A summer night in suburban Kansai; the cicadas have finally wound down for the night, and the heat has let up somewhat, if not the humidity. Anytime between dusk and midnight (later on the weekends), trucks or carts wind their way around the neighbourhoods all summer, their distinctive canned music and chants wafting through the night air. Depending on the volume, they either give the Japanese a nostalgic feeling of bygone summer days, or they set their teeth on edge. The night vendors move, for better or worse, with the times.

Naturally, they were once all hand-pulled noodle carts, and the way the vendors announced their arrival – like all street merchants, even long ago in the West – was to call out a distinctive song, or play a short melody on a chanter. This is how they got their name: yonakisoba-san (夜泣きそばさん, from yonakisuru: to call out in the night). They are often incorrectly referred to as yatai, but that word (屋台, in kanji) refers only to the food and beer stalls which are set up – often with a few stools and a tarpaulin – near train stations, after the regular shops have closed for the night. Once upon a time, in the days before 24-hour convenience stores and nerdy pizza-delivering scooters, Japanese families listened for the approach of the yonakisoba-san when they felt peckish in the evening. Somehow, these vendors still survive, although dwindling in number.

But what do they sell?

First and foremost is ramen. Ramen is a bowl of Chinese noodles (Chukasoba) in a pork broth. It is popular all year round, especially among salarymen coming back from an evening of serious izakaya business with the workmates. Not so very long ago, the vendor pulled the cart while playing a tune on a chanter (the last one I saw was in 1995, and he looked like he’s been around since the Edo Period). Although the wooden cart is still pulled by hand, the music is now recorded, and travels a lot farther than the old chanter could. Whether this makes the vendor’s trudge any easier is anyone’s guess. A bowl of his noodles costs about 500 yen.

Warabi mochi (わらび餅) is a real traditional taste of summer. It’s usually sold from the afternoon till evening, rarely past 8 o’clock (although these days, some drivers will drive around blasting their speakers for as long as it takes…). It’s translucent gelatine made from the root of the warabi fern, cut into quivering little blocks and served chilled with a dusting of toasted soybean powder. It contains no rice – mochi refers to the consistency, not the ingredients. Although it sounds terribly good for you, it’s light, not too sweet, and refreshing on a summer night (or day). The same truck also sells kakigori (called a Snow Cone in the US). It’s a cup of shaved ice topped with flavoured syrup and eaten with a spoon.

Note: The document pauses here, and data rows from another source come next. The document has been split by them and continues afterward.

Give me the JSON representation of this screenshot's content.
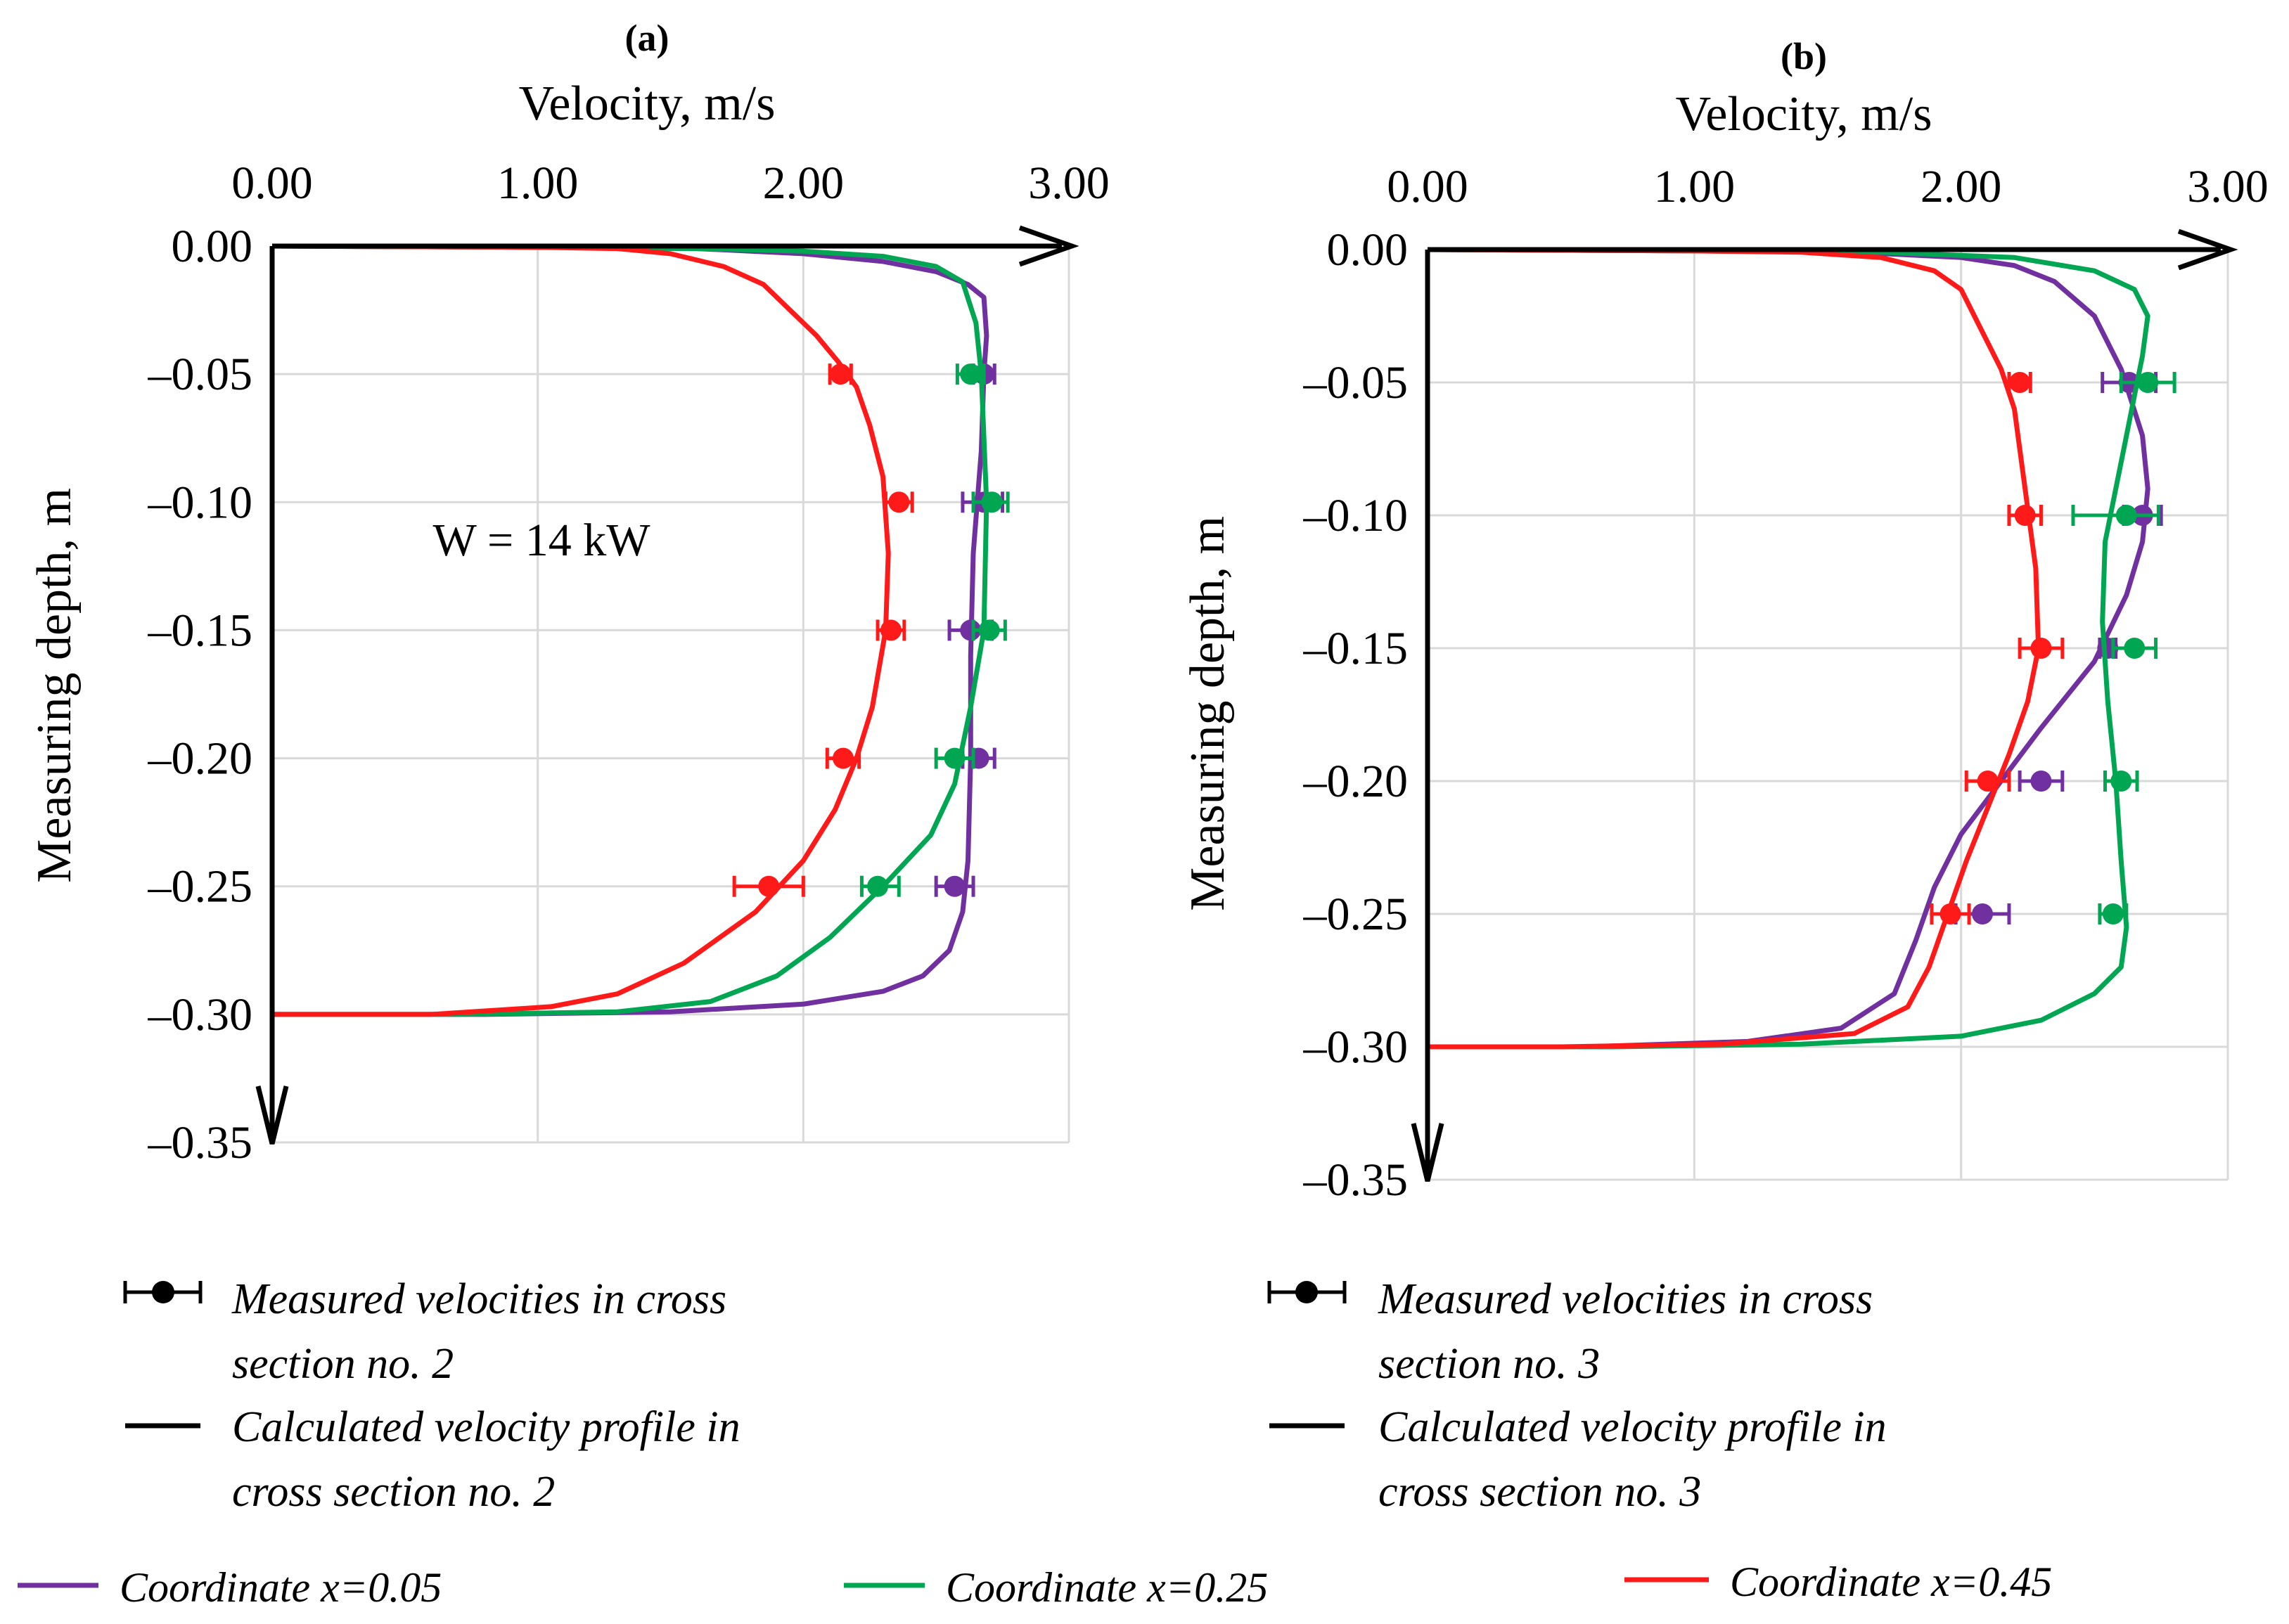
{
  "colors": {
    "x005": "#7030A0",
    "x025": "#00A651",
    "x045": "#FF1A1A",
    "axis": "#000000",
    "grid": "#D9D9D9"
  },
  "legend_panel": {
    "a": {
      "measured": [
        "Measured velocities in cross",
        "section no. 2"
      ],
      "calculated": [
        "Calculated velocity profile in",
        "cross section no. 2"
      ]
    },
    "b": {
      "measured": [
        "Measured velocities in cross",
        "section no. 3"
      ],
      "calculated": [
        "Calculated velocity profile in",
        "cross section no. 3"
      ]
    }
  },
  "legend_series": [
    {
      "label": "Coordinate x=0.05",
      "color": "#7030A0"
    },
    {
      "label": "Coordinate x=0.25",
      "color": "#00A651"
    },
    {
      "label": "Coordinate x=0.45",
      "color": "#FF1A1A"
    }
  ],
  "chart_data": [
    {
      "id": "a",
      "type": "line",
      "panel_label": "(a)",
      "title": "Velocity, m/s",
      "xlabel": "Velocity, m/s",
      "ylabel": "Measuring depth, m",
      "xlim": [
        0,
        3
      ],
      "ylim": [
        -0.35,
        0
      ],
      "xticks": [
        0,
        1,
        2,
        3
      ],
      "xtick_labels": [
        "0.00",
        "1.00",
        "2.00",
        "3.00"
      ],
      "yticks": [
        0,
        -0.05,
        -0.1,
        -0.15,
        -0.2,
        -0.25,
        -0.3,
        -0.35
      ],
      "ytick_labels": [
        "0.00",
        "–0.05",
        "–0.10",
        "–0.15",
        "–0.20",
        "–0.25",
        "–0.30",
        "–0.35"
      ],
      "grid": true,
      "annotation": "W = 14 kW",
      "series": [
        {
          "name": "Coordinate x=0.05",
          "color_key": "x005",
          "line": [
            [
              0,
              0
            ],
            [
              1.0,
              -0.0005
            ],
            [
              1.6,
              -0.001
            ],
            [
              2.0,
              -0.003
            ],
            [
              2.3,
              -0.006
            ],
            [
              2.5,
              -0.01
            ],
            [
              2.62,
              -0.015
            ],
            [
              2.68,
              -0.02
            ],
            [
              2.69,
              -0.035
            ],
            [
              2.68,
              -0.05
            ],
            [
              2.67,
              -0.08
            ],
            [
              2.64,
              -0.12
            ],
            [
              2.63,
              -0.16
            ],
            [
              2.63,
              -0.2
            ],
            [
              2.62,
              -0.24
            ],
            [
              2.6,
              -0.26
            ],
            [
              2.55,
              -0.275
            ],
            [
              2.45,
              -0.285
            ],
            [
              2.3,
              -0.291
            ],
            [
              2.0,
              -0.296
            ],
            [
              1.5,
              -0.299
            ],
            [
              0.8,
              -0.3
            ],
            [
              0,
              -0.3
            ]
          ],
          "points": [
            {
              "depth": -0.05,
              "v": 2.68,
              "lo": 2.64,
              "hi": 2.72
            },
            {
              "depth": -0.1,
              "v": 2.68,
              "lo": 2.6,
              "hi": 2.75
            },
            {
              "depth": -0.15,
              "v": 2.63,
              "lo": 2.55,
              "hi": 2.71
            },
            {
              "depth": -0.2,
              "v": 2.66,
              "lo": 2.6,
              "hi": 2.72
            },
            {
              "depth": -0.25,
              "v": 2.57,
              "lo": 2.5,
              "hi": 2.64
            }
          ]
        },
        {
          "name": "Coordinate x=0.25",
          "color_key": "x025",
          "line": [
            [
              0,
              0
            ],
            [
              1.0,
              -0.0005
            ],
            [
              1.6,
              -0.001
            ],
            [
              2.0,
              -0.002
            ],
            [
              2.3,
              -0.004
            ],
            [
              2.5,
              -0.008
            ],
            [
              2.6,
              -0.014
            ],
            [
              2.65,
              -0.03
            ],
            [
              2.67,
              -0.05
            ],
            [
              2.69,
              -0.1
            ],
            [
              2.68,
              -0.15
            ],
            [
              2.63,
              -0.18
            ],
            [
              2.57,
              -0.21
            ],
            [
              2.48,
              -0.23
            ],
            [
              2.3,
              -0.25
            ],
            [
              2.1,
              -0.27
            ],
            [
              1.9,
              -0.285
            ],
            [
              1.65,
              -0.295
            ],
            [
              1.3,
              -0.299
            ],
            [
              0.7,
              -0.3
            ],
            [
              0,
              -0.3
            ]
          ],
          "points": [
            {
              "depth": -0.05,
              "v": 2.63,
              "lo": 2.58,
              "hi": 2.68
            },
            {
              "depth": -0.1,
              "v": 2.71,
              "lo": 2.64,
              "hi": 2.77
            },
            {
              "depth": -0.15,
              "v": 2.7,
              "lo": 2.64,
              "hi": 2.76
            },
            {
              "depth": -0.2,
              "v": 2.57,
              "lo": 2.5,
              "hi": 2.64
            },
            {
              "depth": -0.25,
              "v": 2.28,
              "lo": 2.22,
              "hi": 2.36
            }
          ]
        },
        {
          "name": "Coordinate x=0.45",
          "color_key": "x045",
          "line": [
            [
              0,
              0
            ],
            [
              1.0,
              -0.0005
            ],
            [
              1.3,
              -0.001
            ],
            [
              1.5,
              -0.003
            ],
            [
              1.7,
              -0.008
            ],
            [
              1.85,
              -0.015
            ],
            [
              1.95,
              -0.025
            ],
            [
              2.05,
              -0.035
            ],
            [
              2.13,
              -0.045
            ],
            [
              2.2,
              -0.055
            ],
            [
              2.25,
              -0.07
            ],
            [
              2.3,
              -0.09
            ],
            [
              2.32,
              -0.12
            ],
            [
              2.31,
              -0.15
            ],
            [
              2.26,
              -0.18
            ],
            [
              2.2,
              -0.2
            ],
            [
              2.12,
              -0.22
            ],
            [
              2.0,
              -0.24
            ],
            [
              1.82,
              -0.26
            ],
            [
              1.55,
              -0.28
            ],
            [
              1.3,
              -0.292
            ],
            [
              1.05,
              -0.297
            ],
            [
              0.6,
              -0.3
            ],
            [
              0,
              -0.3
            ]
          ],
          "points": [
            {
              "depth": -0.05,
              "v": 2.14,
              "lo": 2.1,
              "hi": 2.18
            },
            {
              "depth": -0.1,
              "v": 2.36,
              "lo": 2.31,
              "hi": 2.41
            },
            {
              "depth": -0.15,
              "v": 2.33,
              "lo": 2.28,
              "hi": 2.38
            },
            {
              "depth": -0.2,
              "v": 2.15,
              "lo": 2.09,
              "hi": 2.21
            },
            {
              "depth": -0.25,
              "v": 1.87,
              "lo": 1.74,
              "hi": 2.0
            }
          ]
        }
      ]
    },
    {
      "id": "b",
      "type": "line",
      "panel_label": "(b)",
      "title": "Velocity, m/s",
      "xlabel": "Velocity, m/s",
      "ylabel": "Measuring depth, m",
      "xlim": [
        0,
        3
      ],
      "ylim": [
        -0.35,
        0
      ],
      "xticks": [
        0,
        1,
        2,
        3
      ],
      "xtick_labels": [
        "0.00",
        "1.00",
        "2.00",
        "3.00"
      ],
      "yticks": [
        0,
        -0.05,
        -0.1,
        -0.15,
        -0.2,
        -0.25,
        -0.3,
        -0.35
      ],
      "ytick_labels": [
        "0.00",
        "–0.05",
        "–0.10",
        "–0.15",
        "–0.20",
        "–0.25",
        "–0.30",
        "–0.35"
      ],
      "grid": true,
      "series": [
        {
          "name": "Coordinate x=0.05",
          "color_key": "x005",
          "line": [
            [
              0,
              0
            ],
            [
              1.0,
              -0.0005
            ],
            [
              1.6,
              -0.001
            ],
            [
              2.0,
              -0.003
            ],
            [
              2.2,
              -0.006
            ],
            [
              2.35,
              -0.012
            ],
            [
              2.5,
              -0.025
            ],
            [
              2.6,
              -0.045
            ],
            [
              2.68,
              -0.07
            ],
            [
              2.7,
              -0.09
            ],
            [
              2.68,
              -0.11
            ],
            [
              2.62,
              -0.13
            ],
            [
              2.5,
              -0.155
            ],
            [
              2.3,
              -0.18
            ],
            [
              2.15,
              -0.2
            ],
            [
              2.0,
              -0.22
            ],
            [
              1.9,
              -0.24
            ],
            [
              1.83,
              -0.26
            ],
            [
              1.75,
              -0.28
            ],
            [
              1.55,
              -0.293
            ],
            [
              1.2,
              -0.298
            ],
            [
              0.6,
              -0.3
            ],
            [
              0,
              -0.3
            ]
          ],
          "points": [
            {
              "depth": -0.05,
              "v": 2.63,
              "lo": 2.53,
              "hi": 2.73
            },
            {
              "depth": -0.1,
              "v": 2.68,
              "lo": 2.61,
              "hi": 2.75
            },
            {
              "depth": -0.15,
              "v": 2.55,
              "lo": 2.52,
              "hi": 2.58
            },
            {
              "depth": -0.2,
              "v": 2.3,
              "lo": 2.22,
              "hi": 2.38
            },
            {
              "depth": -0.25,
              "v": 2.08,
              "lo": 1.98,
              "hi": 2.18
            }
          ]
        },
        {
          "name": "Coordinate x=0.25",
          "color_key": "x025",
          "line": [
            [
              0,
              0
            ],
            [
              1.0,
              -0.0005
            ],
            [
              1.7,
              -0.001
            ],
            [
              2.2,
              -0.003
            ],
            [
              2.5,
              -0.008
            ],
            [
              2.65,
              -0.015
            ],
            [
              2.7,
              -0.025
            ],
            [
              2.68,
              -0.04
            ],
            [
              2.65,
              -0.055
            ],
            [
              2.62,
              -0.07
            ],
            [
              2.58,
              -0.09
            ],
            [
              2.54,
              -0.11
            ],
            [
              2.53,
              -0.14
            ],
            [
              2.55,
              -0.17
            ],
            [
              2.58,
              -0.2
            ],
            [
              2.6,
              -0.23
            ],
            [
              2.62,
              -0.255
            ],
            [
              2.6,
              -0.27
            ],
            [
              2.5,
              -0.28
            ],
            [
              2.3,
              -0.29
            ],
            [
              2.0,
              -0.296
            ],
            [
              1.4,
              -0.299
            ],
            [
              0.7,
              -0.3
            ],
            [
              0,
              -0.3
            ]
          ],
          "points": [
            {
              "depth": -0.05,
              "v": 2.7,
              "lo": 2.6,
              "hi": 2.8
            },
            {
              "depth": -0.1,
              "v": 2.62,
              "lo": 2.42,
              "hi": 2.74
            },
            {
              "depth": -0.15,
              "v": 2.65,
              "lo": 2.57,
              "hi": 2.73
            },
            {
              "depth": -0.2,
              "v": 2.6,
              "lo": 2.54,
              "hi": 2.66
            },
            {
              "depth": -0.25,
              "v": 2.57,
              "lo": 2.52,
              "hi": 2.62
            }
          ]
        },
        {
          "name": "Coordinate x=0.45",
          "color_key": "x045",
          "line": [
            [
              0,
              0
            ],
            [
              1.0,
              -0.0005
            ],
            [
              1.4,
              -0.001
            ],
            [
              1.7,
              -0.003
            ],
            [
              1.9,
              -0.008
            ],
            [
              2.0,
              -0.015
            ],
            [
              2.05,
              -0.025
            ],
            [
              2.1,
              -0.035
            ],
            [
              2.15,
              -0.045
            ],
            [
              2.2,
              -0.06
            ],
            [
              2.24,
              -0.09
            ],
            [
              2.28,
              -0.12
            ],
            [
              2.29,
              -0.15
            ],
            [
              2.25,
              -0.17
            ],
            [
              2.18,
              -0.19
            ],
            [
              2.1,
              -0.21
            ],
            [
              2.02,
              -0.23
            ],
            [
              1.95,
              -0.25
            ],
            [
              1.88,
              -0.27
            ],
            [
              1.8,
              -0.285
            ],
            [
              1.6,
              -0.295
            ],
            [
              1.1,
              -0.299
            ],
            [
              0.5,
              -0.3
            ],
            [
              0,
              -0.3
            ]
          ],
          "points": [
            {
              "depth": -0.05,
              "v": 2.22,
              "lo": 2.18,
              "hi": 2.26
            },
            {
              "depth": -0.1,
              "v": 2.24,
              "lo": 2.18,
              "hi": 2.3
            },
            {
              "depth": -0.15,
              "v": 2.3,
              "lo": 2.22,
              "hi": 2.38
            },
            {
              "depth": -0.2,
              "v": 2.1,
              "lo": 2.02,
              "hi": 2.18
            },
            {
              "depth": -0.25,
              "v": 1.96,
              "lo": 1.89,
              "hi": 2.03
            }
          ]
        }
      ]
    }
  ]
}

The most common syrup flavours are: sugar (for the purist), strawberry, melon, and lemon. (lately, the waribimochiyasan also sells cups of ice cream, but you can get that anywhere, and cheaper, so why bother?).

But the vendors are not limited to summer: in the winter, the sweet-sellers change over their wares: on the first day of autumn, the trucks turn from the long nasal tones of the “warabiiiiiiiiiiiiimochi” tape and switch to the slightly mournful tones of “yaki-iiiiimooooo” (roasted sweet potato). Some of the older trucks also feature the loud whistle of the steam from the roasting stove flue. This conjures up images of piping-hot freshness, I guess, although the pitch of it makes the dogs in my neighbourhood howl.